In Burkina Faso, the impact of sickle cell disease is a significant public health concern. With a prevalence rate of 4.63% and nearly 2% of infants born with the severe SS form, the nation faces a challenge that requires a unified, multi-sector response. At the heart of this struggle is Dr. Gloria Damoaliga Berges, Vice-President of the CID/B (Centre d’Initiative contre la Drépanocytose au Burkina Faso), who has dedicated the last decade to advocating for those affected.
A personal mission born from medical practice
For Dr. Berges, the fight against sickle cell disease is deeply personal. As a young physician, she often felt powerless witnessing the agonizing pain of her young patients. This empathy fueled her determination. A major turning point occurred in 2015 when she helped establish a specialized care unit within her hospital, marking the start of her intensified commitment to the cause.
Breaking the cycle of hereditary transmission
Sickle cell disease is an inherited condition. When both parents carry the S hemoglobin gene, there is a 25% chance during each pregnancy that the child will be born with a major sickle cell syndrome. Dr. Berges emphasizes that many couples remain unaware of their status because pre-marital screening is often overlooked. Promoting hemoglobin electrophoresis testing before marriage or conception is vital to reducing new cases.
Community outreach and early diagnosis
One of the biggest hurdles is the lack of information within local communities. To combat this, Dr. Berges leads awareness and screening initiatives. Between January and July 2024, she coordinated a massive campaign that screened approximately 15,000 children across five regions of Burkina Faso. These efforts are also essential for dismantling the social stigma that often surrounds the illness.
Other practical tools have been introduced to support families, including:
- The “Drépa Minute” toll-free hotline (80001350), providing information in local languages.
- Neonatal screening programs integrated into health facilities.
- Specialized training for healthcare workers on managing sickle cell-related pain.
A comprehensive approach to patient care
The CID/B works closely with the Ministry of Health and the DPCM (Direction de la prévention et du contrôle des maladies non transmissibles). Supported by partners like the French Development Agency (AFD), the Pierre Fabre Foundation, and the Principality of Monaco, the association offers a holistic support system. This includes medical treatment, psychological counseling, and socio-economic assistance, such as income-generating activities to help patients gain financial independence.
Furthermore, the CID/B advocates for the implementation of universal health insurance to ensure all members can access affordable care through health mutuals.

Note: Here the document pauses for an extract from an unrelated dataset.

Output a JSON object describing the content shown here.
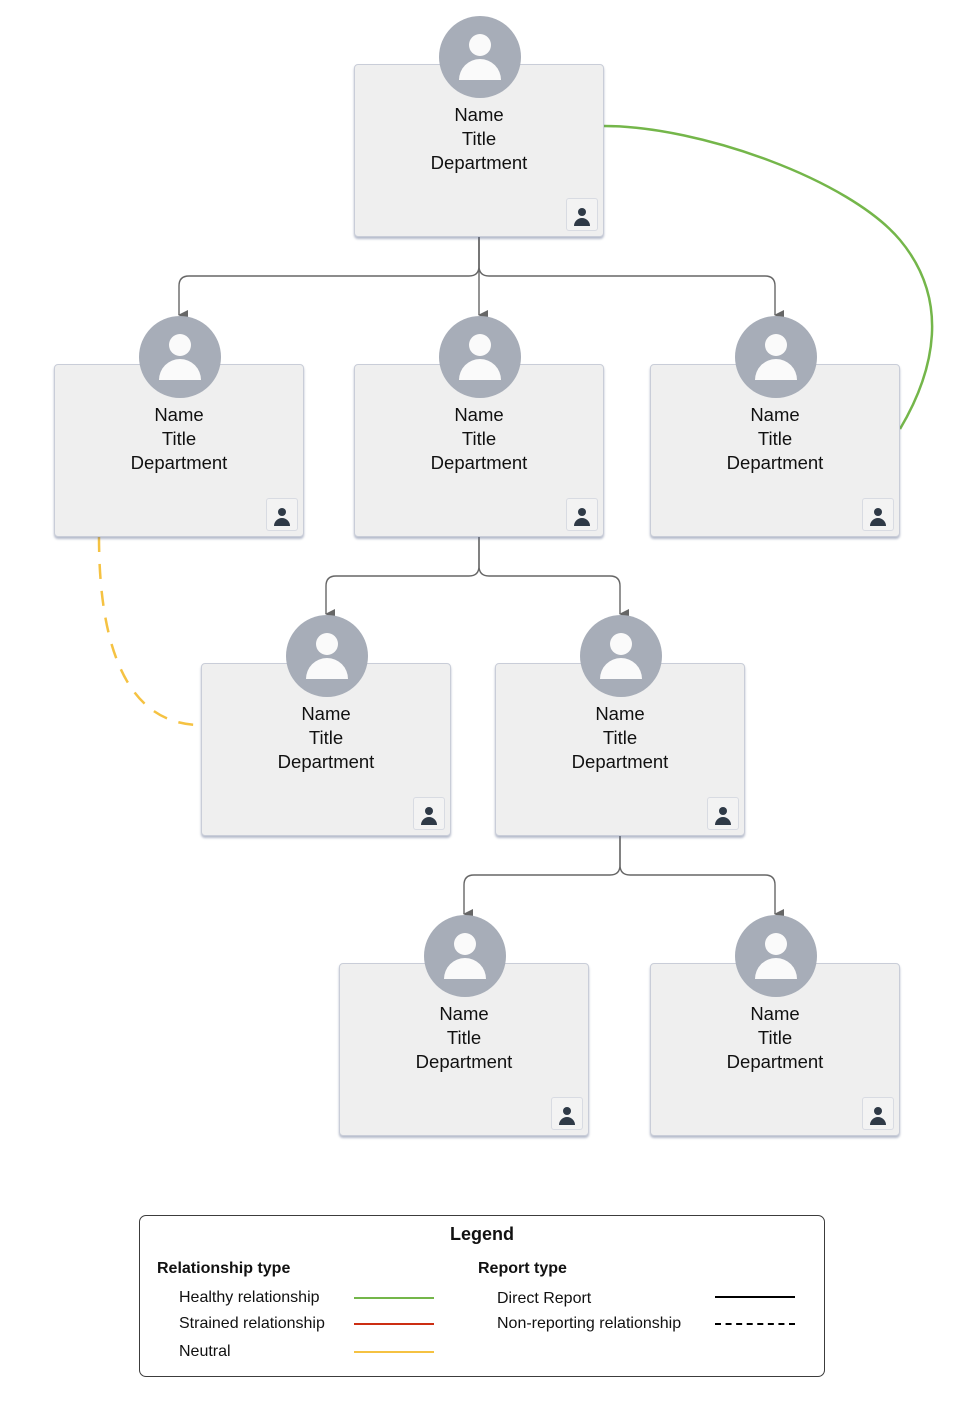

Changing perceptions and future challenges
Significant progress has been made. Sickle cell disease is no longer the overlooked “silent killer” it once was. Public health policies in Burkina Faso now include a dedicated strategic plan. Myths portraying the disease as a curse are being debunked by the reality of patients who, with proper care, live long, productive lives, start families, and excel in their careers.
However, Dr. Berges notes that several obstacles remain. There is an urgent need for better access to diagnostic tools in rural areas, consistent supplies of medications like hydroxyurea, and improved blood transfusion services. She remains steadfast in her mission, viewing the fight against sickle cell disease as a battle for both hope and human dignity.